Through the eyes of wolves

By | Travel
"Old Faithful" geyser in Yellowstone National Park. Credit@wikimedia

For many, the start of the year may offer new beginnings and adventurous travel destinations, some of which is ideal considering the cold season in progress. Wolves have been subject to being studied by naturalists, aiming to unlock the behaviour of these enigmatic creatures by observing them from a distance. The way a Druid pack may react to a newcomer or how they all descend upon a herd of prey is all documented and may now be seen by tourists as well who wish to seek a diverse way to spend the winter season. Yellowstone Park, known as the first national park in the world, provides an opportune time to view wildlife throughout the Lamar Valley in the United States. West Yellowstone Montana is considered to be the most popular town to stay in the area during winter, with many hotels, restaurants, gift shops, snow coach operators and snowmobile rentals as well as adrenaline-filled tours. Through this, Yellowstone Park is also known as being the “Snow Mobile Capitol of the World,” despite its various types of ecosystems, subalpine forest takes up the majority of the area.

Wolf in Lamar Valley. Credit@wikimedia

Wolf in Lamar Valley. Credit@wikimedia

Yellowstone boasts a rich history with Native Americans having lived in this region for 11, 000 years. The park was even bypassed in the early 19th century by Captain Meriwether Lewis and his close friend Second Lieutenant William Clark. Renowned since 1872, Yellowstone Park is home to mountains, wildlife and the world’s largest collection of geysers; a popular example being Old Faithful Geyser. The valley’s history is one that displays a significant attempt in the conservation of the wild bison and the returning of the wolf to Yellowstone. In 1907, there were only 23 wild bison living in North America, which led to the building of the Lamar Buffalo Ranch in an attempt to protect and restore their numbers. In 1995, many of the wolves that were reintroduced to the park have built a life for themselves in the Lamar valley, so much so that the region has become a popular place to observe all types of wildlife.

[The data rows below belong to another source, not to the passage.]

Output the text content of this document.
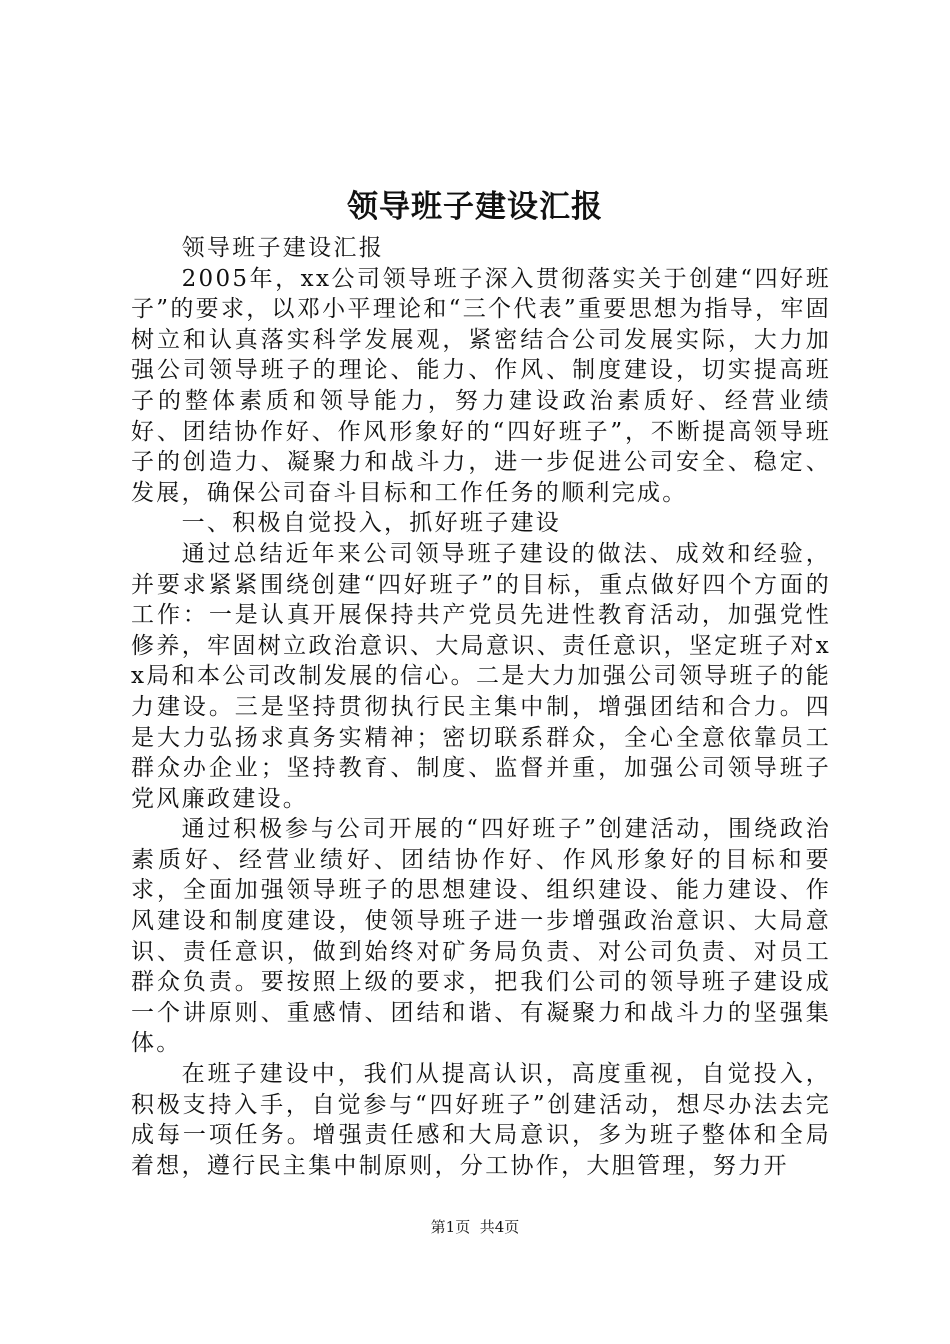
领导班子建设汇报

领导班子建设汇报

2005年，xx公司领导班子深入贯彻落实关于创建“四好班子”的要求，以邓小平理论和“三个代表”重要思想为指导，牢固树立和认真落实科学发展观，紧密结合公司发展实际，大力加强公司领导班子的理论、能力、作风、制度建设，切实提高班子的整体素质和领导能力，努力建设政治素质好、经营业绩好、团结协作好、作风形象好的“四好班子”，不断提高领导班子的创造力、凝聚力和战斗力，进一步促进公司安全、稳定、发展，确保公司奋斗目标和工作任务的顺利完成。

一、积极自觉投入，抓好班子建设

通过总结近年来公司领导班子建设的做法、成效和经验，并要求紧紧围绕创建“四好班子”的目标，重点做好四个方面的工作：一是认真开展保持共产党员先进性教育活动，加强党性修养，牢固树立政治意识、大局意识、责任意识，坚定班子对xx局和本公司改制发展的信心。二是大力加强公司领导班子的能力建设。三是坚持贯彻执行民主集中制，增强团结和合力。四是大力弘扬求真务实精神；密切联系群众，全心全意依靠员工群众办企业；坚持教育、制度、监督并重，加强公司领导班子党风廉政建设。

通过积极参与公司开展的“四好班子”创建活动，围绕政治素质好、经营业绩好、团结协作好、作风形象好的目标和要求，全面加强领导班子的思想建设、组织建设、能力建设、作风建设和制度建设，使领导班子进一步增强政治意识、大局意识、责任意识，做到始终对矿务局负责、对公司负责、对员工群众负责。要按照上级的要求，把我们公司的领导班子建设成一个讲原则、重感情、团结和谐、有凝聚力和战斗力的坚强集体。

在班子建设中，我们从提高认识，高度重视，自觉投入，积极支持入手，自觉参与“四好班子”创建活动，想尽办法去完成每一项任务。增强责任感和大局意识，多为班子整体和全局着想，遵行民主集中制原则，分工协作，大胆管理，努力开

第1页 共4页
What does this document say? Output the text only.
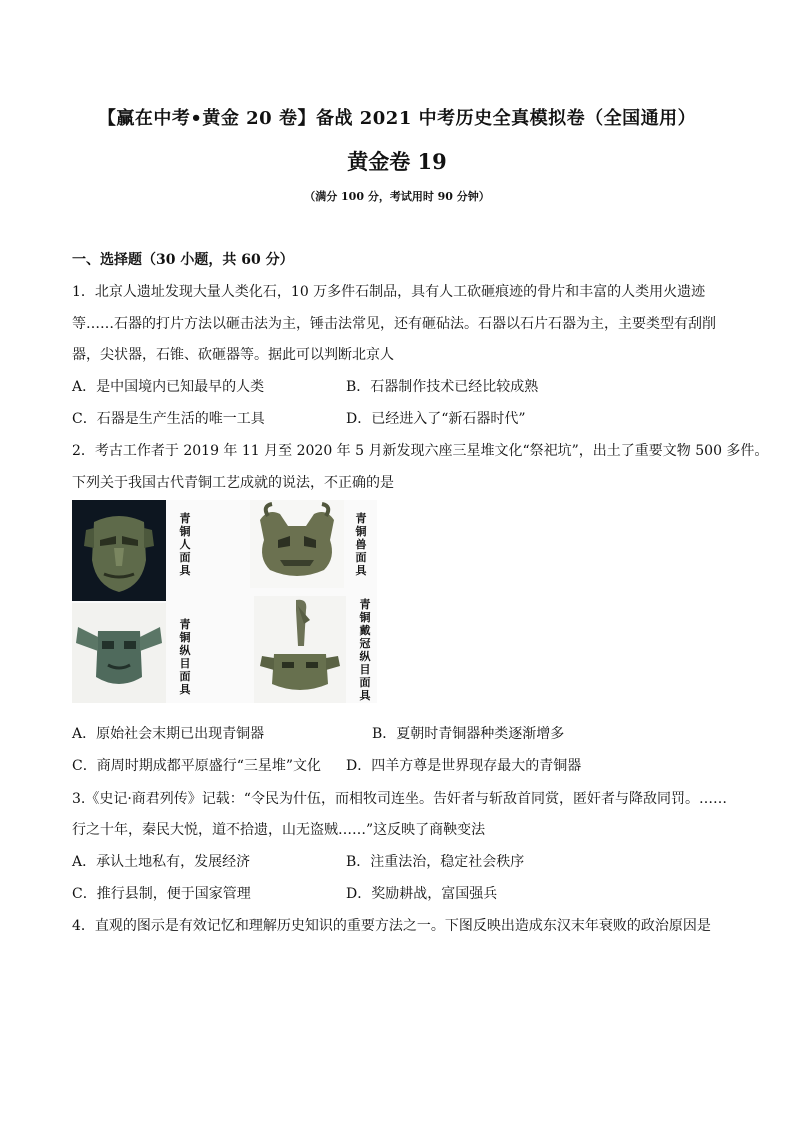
【赢在中考•黄金 20 卷】备战 2021 中考历史全真模拟卷（全国通用）
黄金卷 19
（满分 100 分，考试用时 90 分钟）
一、选择题（30 小题，共 60 分）
1．北京人遗址发现大量人类化石，10 万多件石制品，具有人工砍砸痕迹的骨片和丰富的人类用火遗迹
等……石器的打片方法以砸击法为主，锤击法常见，还有砸砧法。石器以石片石器为主，主要类型有刮削
器，尖状器，石锥、砍砸器等。据此可以判断北京人
A．是中国境内已知最早的人类	B．石器制作技术已经比较成熟
C．石器是生产生活的唯一工具	D．已经进入了“新石器时代”
2．考古工作者于 2019 年 11 月至 2020 年 5 月新发现六座三星堆文化“祭祀坑”，出土了重要文物 500 多件。
下列关于我国古代青铜工艺成就的说法，不正确的是
青
铜
人
面
具
青
铜
兽
面
具
青
铜
纵
目
面
具
青
铜
戴
冠
纵
目
面
具
A．原始社会末期已出现青铜器	B．夏朝时青铜器种类逐渐增多
C．商周时期成都平原盛行“三星堆”文化 D．四羊方尊是世界现存最大的青铜器
3.《史记·商君列传》记载：“令民为什伍，而相牧司连坐。告奸者与斩敌首同赏，匿奸者与降敌同罚。……
行之十年，秦民大悦，道不拾遗，山无盗贼……”这反映了商鞅变法
A．承认土地私有，发展经济	B．注重法治，稳定社会秩序
C．推行县制，便于国家管理	D．奖励耕战，富国强兵
4．直观的图示是有效记忆和理解历史知识的重要方法之一。下图反映出造成东汉末年衰败的政治原因是
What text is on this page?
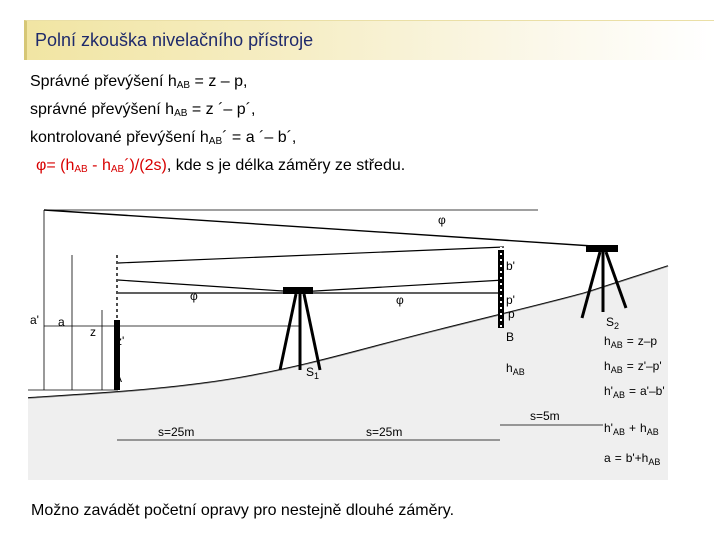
Polní zkouška nivelačního přístroje
Správné převýšení $h_{AB} = z - p$,
správné převýšení $h_{AB} = z$ ´– p´,
kontrolované převýšení $h_{AB}´ = a$ ´– b´,
$\varphi= (h_{AB}$ - $h_{AB}´)/(2s)$, kde s je délka záměry ze středu.
φ
φ	φ
a' a
z
z'
A
b'
p'
p
B
$S_1$
$S_2$
$h_{AB}$
s=25m	s=25m
s=5m
$h_{AB} = z-p$
$h_{AB} = z'-p'$
$h'_{AB} = a'-b'$
$h'_{AB} + h_{AB}$
$a = b'+h_{AB}$
Možno zavádět početní opravy pro nestejně dlouhé záměry.
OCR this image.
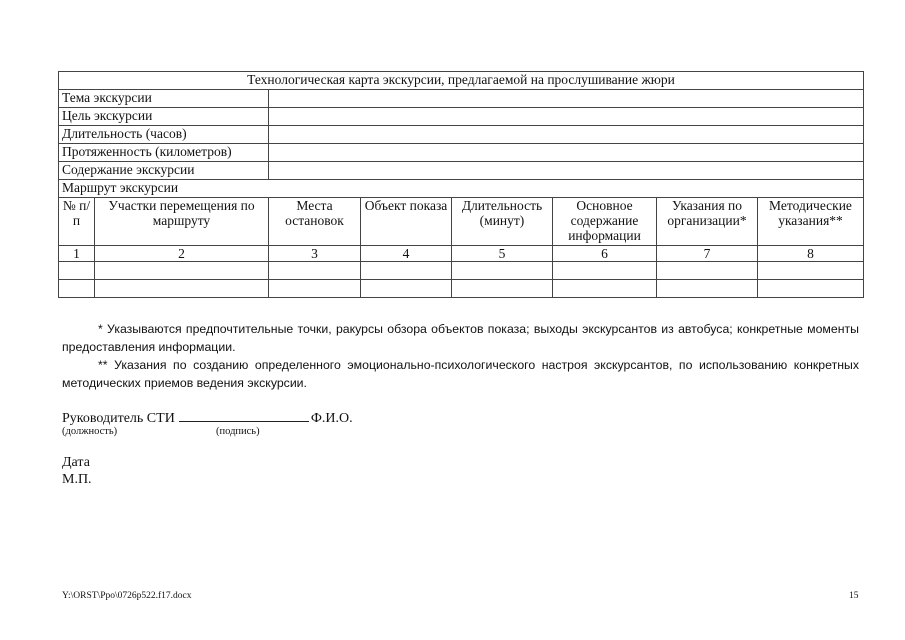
Технологическая карта экскурсии, предлагаемой на прослушивание жюри							
Тема экскурсии							
Цель экскурсии							
Длительность (часов)							
Протяженность (километров)							
Содержание экскурсии							
Маршрут экскурсии							
№ п/п	Участки перемещения по маршруту	Места остановок	Объект показа	Длительность (минут)	Основное содержание информации	Указания по организации*	Методические указания**
1	2	3	4	5	6	7	8

* Указываются предпочтительные точки, ракурсы обзора объектов показа; выходы экскурсантов из автобуса; конкретные моменты предоставления информации.

** Указания по созданию определенного эмоционально-психологического настроя экскурсантов, по использованию конкретных методических приемов ведения экскурсии.

Руководитель СТИ	Ф.И.О.
(должность)	(подпись)
Дата
М.П.
Y:\ORST\Ppo\0726p522.f17.docx	15
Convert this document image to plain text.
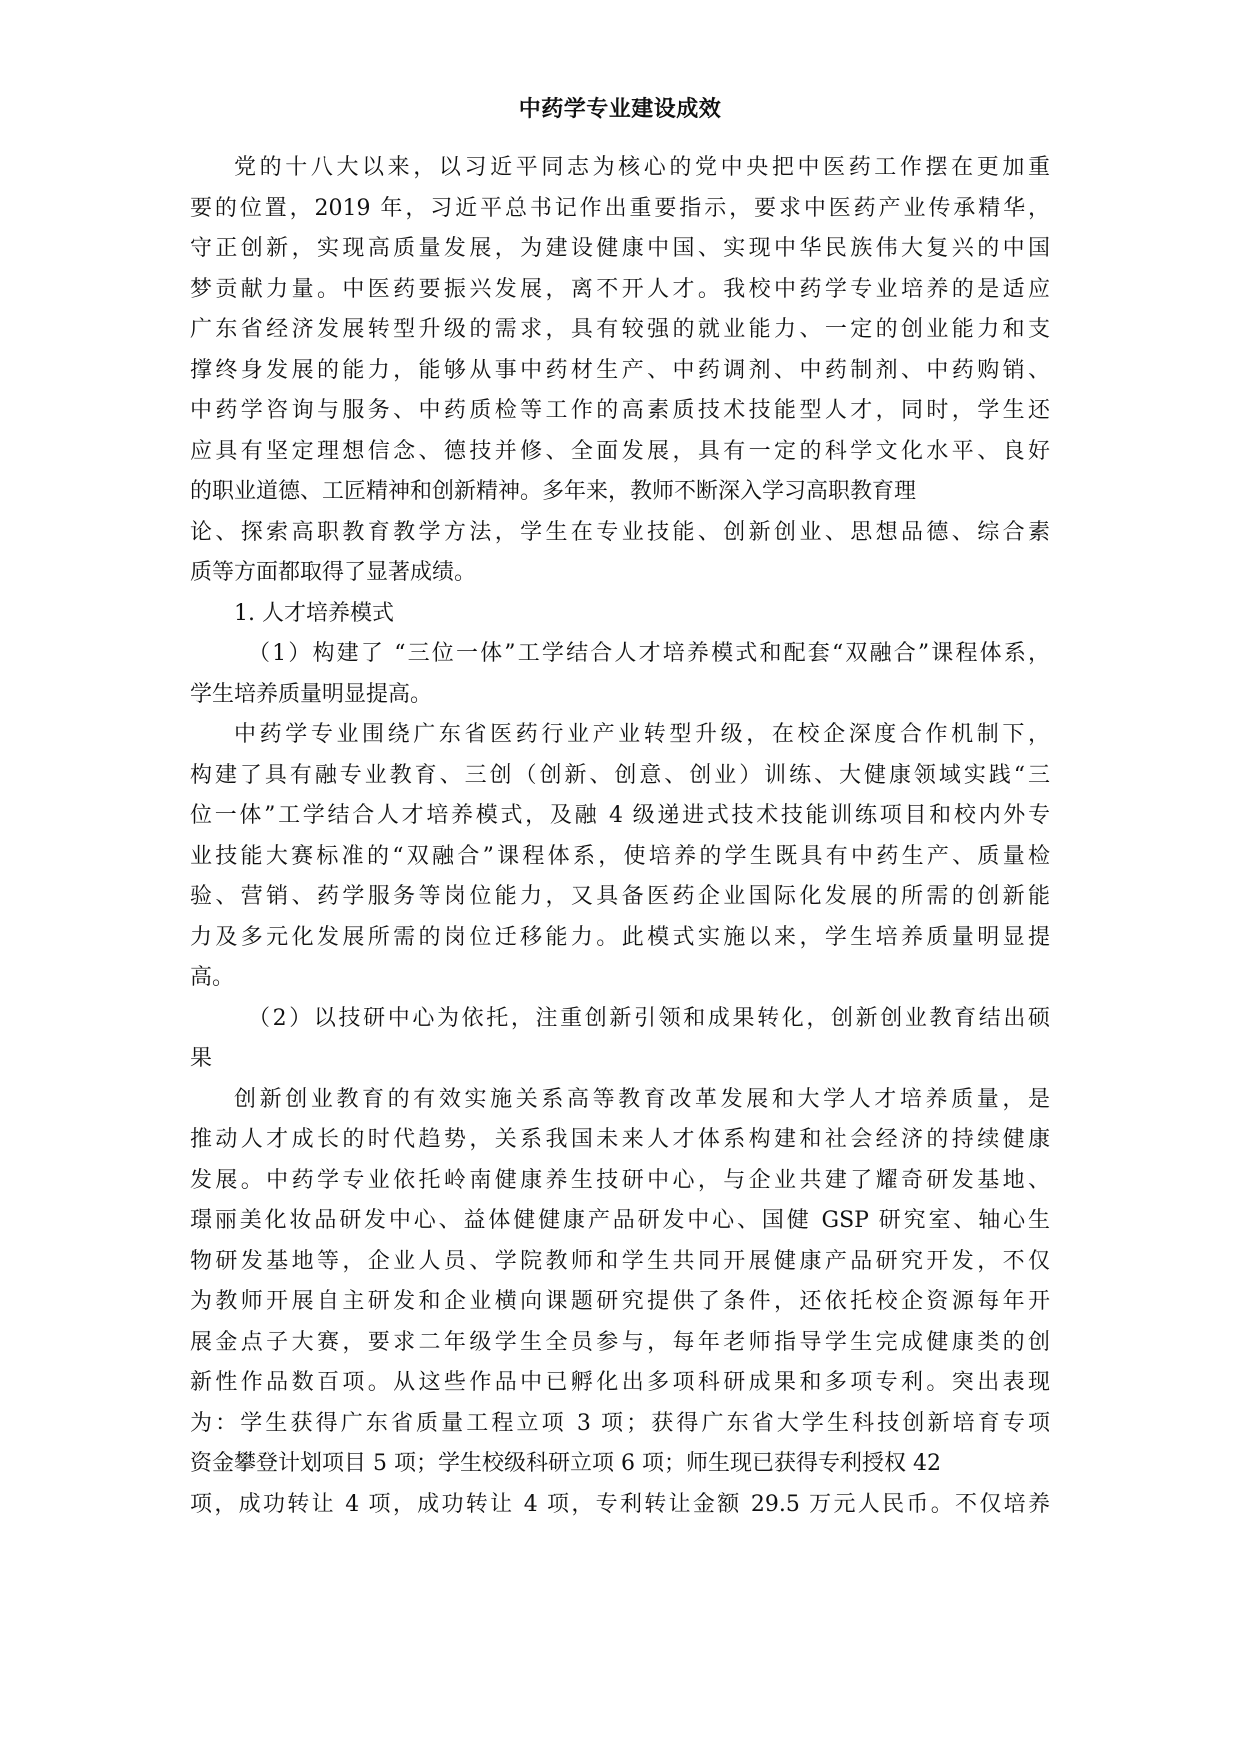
中药学专业建设成效
党的十八大以来，以习近平同志为核心的党中央把中医药工作摆在更加重
要的位置，2019 年，习近平总书记作出重要指示，要求中医药产业传承精华，
守正创新，实现高质量发展，为建设健康中国、实现中华民族伟大复兴的中国
梦贡献力量。中医药要振兴发展，离不开人才。我校中药学专业培养的是适应
广东省经济发展转型升级的需求，具有较强的就业能力、一定的创业能力和支
撑终身发展的能力，能够从事中药材生产、中药调剂、中药制剂、中药购销、
中药学咨询与服务、中药质检等工作的高素质技术技能型人才，同时，学生还
应具有坚定理想信念、德技并修、全面发展，具有一定的科学文化水平、良好
的职业道德、工匠精神和创新精神。多年来，教师不断深入学习高职教育理
论、探索高职教育教学方法，学生在专业技能、创新创业、思想品德、综合素
质等方面都取得了显著成绩。
1. 人才培养模式
（1）构建了 “三位一体”工学结合人才培养模式和配套“双融合”课程体系，
学生培养质量明显提高。
中药学专业围绕广东省医药行业产业转型升级，在校企深度合作机制下，
构建了具有融专业教育、三创（创新、创意、创业）训练、大健康领域实践“三
位一体”工学结合人才培养模式，及融 4 级递进式技术技能训练项目和校内外专
业技能大赛标准的“双融合”课程体系，使培养的学生既具有中药生产、质量检
验、营销、药学服务等岗位能力，又具备医药企业国际化发展的所需的创新能
力及多元化发展所需的岗位迁移能力。此模式实施以来，学生培养质量明显提
高。
（2）以技研中心为依托，注重创新引领和成果转化，创新创业教育结出硕
果
创新创业教育的有效实施关系高等教育改革发展和大学人才培养质量，是
推动人才成长的时代趋势，关系我国未来人才体系构建和社会经济的持续健康
发展。中药学专业依托岭南健康养生技研中心，与企业共建了耀奇研发基地、
璟丽美化妆品研发中心、益体健健康产品研发中心、国健 GSP 研究室、轴心生
物研发基地等，企业人员、学院教师和学生共同开展健康产品研究开发，不仅
为教师开展自主研发和企业横向课题研究提供了条件，还依托校企资源每年开
展金点子大赛，要求二年级学生全员参与，每年老师指导学生完成健康类的创
新性作品数百项。从这些作品中已孵化出多项科研成果和多项专利。突出表现
为：学生获得广东省质量工程立项 3 项；获得广东省大学生科技创新培育专项
资金攀登计划项目 5 项；学生校级科研立项 6 项；师生现已获得专利授权 42
项，成功转让 4 项，成功转让 4 项，专利转让金额 29.5 万元人民币。不仅培养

Yellowstone river flowing through mountains. Credit@kenlundviaflickr.com

Yellowstone river flowing through mountains. Credit@kenlundviaflickr.com

Many visitors seem drawn to the wolf-watching experiences Lamar Valley offers called “Food for the Masses” organised by the Yellowstone Association Institute. Participants may travel through the Northern Range searching for wolf activity, peering through telephoto lenses to see all that is happening. The road through the Lamar Valley is the only road in the park that is open throughout the entire year, where it hosts a diverse range of wildlife tours by bus, snow-coach and people carrier van.

The park is welcoming towards its newcomers, offering warm drinks and communal areas to socialise, the “Old Faithful Snow Lodge” being the most popular in the park. Besides the winter safari adventure there is other activities the park offers such as photo expeditions, horse-drawn sleigh rides, snow mobile tours, visits with local photographers, gallery tours, skiing, and snowshoeing. Naturalists, concessionaires and rangers, are there to assist visitors in their pursuit of witnessing wildlife in action, without the overwhelming crowds or the distraction of manmade technology. Aside from the Druid pack, other animals might make an appearance, such as the bighorn sheep or herds of elk and bison traipsing in the valleys and volcanic highlands of the park. Private tours may also be arranged through guide services which offer one to one focus on what guests wish to do and see within the park.

Geothermal pools. Credit@jimnixviaflickr.com

Geothermal pools. Credit@jimnixviaflickr.com

The sublime environment and conservation legacy may provide an ideal setting for nature lovers and wolf enthusiasts aiming to gain insight on how wildlife interact with each other. From morning to night, guests may dabble in “a thousand Yellowstone wonders” and still have much more to experience in the park.

What are the productive aspects to observing nature in its untouched state?